Trinità d’Agultu e Vignola è un comune gallurese di grande interesse turistico dotato di una fascia costiera di grande bellezza. Geograficamente il territorio alterna vasti litorali caratterizzati da una natura selvaggia e incontaminata e spiagge di sabbia bianca e finissima. Dai suoi 365 metri di altitudine, Trinità domina un ampio tratto di mare fatto di coste frastagliate e di estese spiagge bianche. Numerosi ritrovamenti archeologici testimoniano presenze umane sin nell’antichità, con nuraghi e domus de janas, ma anche selciati di strada risalenti ad epoca romana che costituiscono interessanti mete di turisti e visitatori. A nord est di Trinità, è Vignola, una vasta area verde ad impronta agricola pastorale, a ridosso di un fazzoletto di costa dove si collocano calette comprese tra cala Serraina e Porto Leccio. Da segnalare la fantastica Isola Rossa, dal colore che caratterizza l’omonima isoletta posta di fronte a questo piccolo e grazioso villaggio che accoglie la bella Spiaggia Longu; a breve distanza il fascino di Punta Li Commeddhi, dopo aver superato la Spiaggia della Marianeddha, un altro gioiello. Cala Sarraina è una piccola spiaggia dalle rossastre sfumature, dalla quale si raggiunge, per mezzo di una non facile camminata o a nuoto, l’Ea di l’Agnulu, un piccolo e sorprendente fiordo; oppure, sempre da Cala Sarraina e sempre per amanti del trekking, una tappa da non perdere e Cala di Faa, unica ed irripetibile, o ancora Costa Paradiso, magnificamente selvaggia, agevolmente raggiungibile anche in auto, con la Spiaggia de Li Cossi.
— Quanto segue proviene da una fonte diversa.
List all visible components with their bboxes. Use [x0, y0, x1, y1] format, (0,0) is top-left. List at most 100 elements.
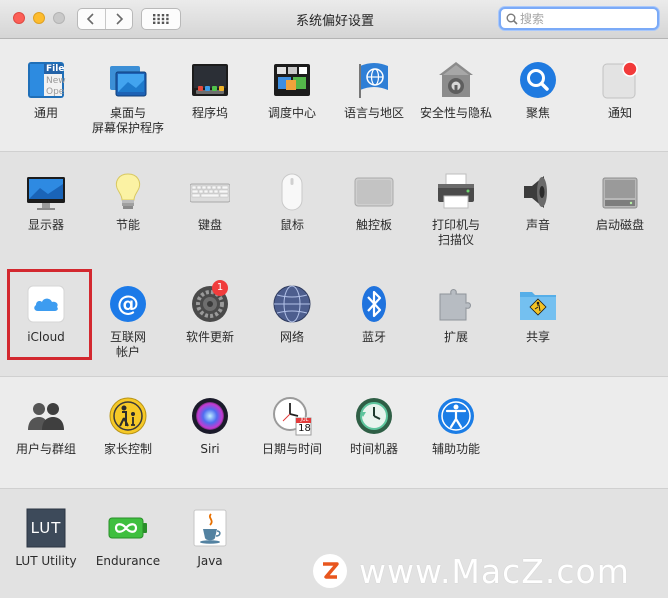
dock-icon	[190, 60, 230, 100]
pane-users-groups[interactable]: 用户与群组	[5, 396, 87, 496]
grid-icon	[153, 14, 169, 24]
mouse-icon	[272, 172, 312, 212]
pane-label: Java	[197, 554, 223, 568]
date-time-icon: JUL 18	[272, 396, 312, 436]
pane-general[interactable]: File New Ope 通用	[5, 60, 87, 160]
search-field[interactable]	[499, 7, 659, 30]
minimize-button[interactable]	[33, 12, 45, 24]
toolbar: 系统偏好设置	[0, 0, 668, 39]
java-icon	[190, 508, 230, 548]
pane-mouse[interactable]: 鼠标	[251, 172, 333, 272]
back-button[interactable]	[78, 9, 105, 29]
pane-network[interactable]: 网络	[251, 284, 333, 384]
endurance-icon	[108, 508, 148, 548]
pane-java[interactable]: Java	[169, 508, 251, 598]
desktop-screensaver-icon	[108, 60, 148, 100]
pane-label: 用户与群组	[15, 442, 76, 456]
pane-sharing[interactable]: 共享	[497, 284, 579, 384]
pane-label: 网络	[279, 330, 304, 344]
keyboard-icon	[189, 172, 231, 212]
forward-button[interactable]	[104, 9, 133, 29]
pane-sound[interactable]: 声音	[497, 172, 579, 272]
icloud-highlight-box	[7, 269, 92, 360]
pane-label: 显示器	[27, 218, 64, 232]
pane-language-region[interactable]: 语言与地区	[333, 60, 415, 160]
time-machine-icon	[354, 396, 394, 436]
pane-label: 通用	[33, 106, 58, 120]
watermark: www.MacZ.com	[313, 551, 630, 591]
displays-icon	[26, 172, 66, 212]
pane-label: 键盘	[197, 218, 222, 232]
spotlight-icon	[518, 60, 558, 100]
security-privacy-icon	[436, 60, 476, 100]
software-update-icon: 1	[190, 280, 230, 324]
bluetooth-icon	[354, 284, 394, 324]
pane-label: 节能	[115, 218, 140, 232]
pane-label: 通知	[607, 106, 632, 120]
pane-lut-utility[interactable]: LUT LUT Utility	[5, 508, 87, 598]
lut-icon-text: LUT	[30, 519, 62, 537]
pane-bluetooth[interactable]: 蓝牙	[333, 284, 415, 384]
search-icon	[506, 13, 518, 25]
pane-notifications[interactable]: 通知	[579, 60, 661, 160]
lut-utility-icon: LUT	[26, 508, 66, 548]
pane-trackpad[interactable]: 触控板	[333, 172, 415, 272]
pane-time-machine[interactable]: 时间机器	[333, 396, 415, 496]
pane-startup-disk[interactable]: 启动磁盘	[579, 172, 661, 272]
show-all-button[interactable]	[141, 8, 181, 30]
pane-desktop-screensaver[interactable]: 桌面与 屏幕保护程序	[87, 60, 169, 160]
network-icon	[272, 284, 312, 324]
pane-date-time[interactable]: JUL 18 日期与时间	[251, 396, 333, 496]
close-button[interactable]	[13, 12, 25, 24]
pane-siri[interactable]: Siri	[169, 396, 251, 496]
parental-controls-icon	[108, 396, 148, 436]
search-input[interactable]	[520, 10, 650, 27]
pane-endurance[interactable]: Endurance	[87, 508, 169, 598]
notifications-icon	[600, 60, 640, 100]
pane-label: Siri	[200, 442, 220, 456]
pane-label: 安全性与隐私	[419, 106, 492, 120]
watermark-logo-icon	[313, 554, 347, 588]
watermark-text: www.MacZ.com	[359, 551, 630, 591]
update-badge: 1	[212, 280, 228, 296]
sound-icon	[518, 172, 558, 212]
pane-label: 鼠标	[279, 218, 304, 232]
pane-extensions[interactable]: 扩展	[415, 284, 497, 384]
siri-icon	[190, 396, 230, 436]
general-icon-text-2: New	[46, 76, 66, 86]
pane-spotlight[interactable]: 聚焦	[497, 60, 579, 160]
pane-dock[interactable]: 程序坞	[169, 60, 251, 160]
pane-label: 调度中心	[267, 106, 316, 120]
pane-label: 启动磁盘	[595, 218, 644, 232]
pane-displays[interactable]: 显示器	[5, 172, 87, 272]
general-icon-text-3: Ope	[46, 87, 65, 97]
window-title: 系统偏好设置	[295, 14, 374, 29]
pane-label: 蓝牙	[361, 330, 386, 344]
accessibility-icon	[436, 396, 476, 436]
navigation-buttons	[77, 8, 133, 30]
pane-label: LUT Utility	[15, 554, 77, 568]
pane-accessibility[interactable]: 辅助功能	[415, 396, 497, 496]
calendar-day: 18	[298, 423, 311, 434]
pane-label: 辅助功能	[431, 442, 480, 456]
pane-label: 软件更新	[185, 330, 234, 344]
pane-printers-scanners[interactable]: 打印机与 扫描仪	[415, 172, 497, 272]
pane-parental-controls[interactable]: 家长控制	[87, 396, 169, 496]
general-icon: File New Ope	[26, 60, 66, 100]
zoom-button[interactable]	[53, 12, 65, 24]
pane-internet-accounts[interactable]: @ 互联网 帐户	[87, 284, 169, 384]
pane-label: 日期与时间	[261, 442, 322, 456]
extensions-icon	[436, 284, 476, 324]
chevron-right-icon	[116, 13, 123, 25]
pane-software-update[interactable]: 1 软件更新	[169, 280, 251, 384]
startup-disk-icon	[600, 172, 640, 212]
pane-security-privacy[interactable]: 安全性与隐私	[415, 60, 497, 160]
pane-label: 扩展	[443, 330, 468, 344]
pane-label: 程序坞	[191, 106, 228, 120]
pane-keyboard[interactable]: 键盘	[169, 172, 251, 272]
pane-label: 互联网 帐户	[109, 330, 146, 359]
svg-text:@: @	[117, 292, 139, 317]
system-preferences-window: 系统偏好设置 File New Ope 通用	[0, 0, 668, 598]
pane-energy-saver[interactable]: 节能	[87, 172, 169, 272]
pane-mission-control[interactable]: 调度中心	[251, 60, 333, 160]
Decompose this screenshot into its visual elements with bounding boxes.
Per gli amanti della natura imperdibile è l’escursione a Tinnari; dall’alto della sua cima vedute da perdizione, mentre sulla sua spiaggia, detta dell’occhiale, a mezzora di camminata dalla vetta, un senso di libertà e di serenità pervadente. Da visitare il nuraghe Paduledda, edificato con grossi massi granitici, dal quale si domina un ampio tratto di costa.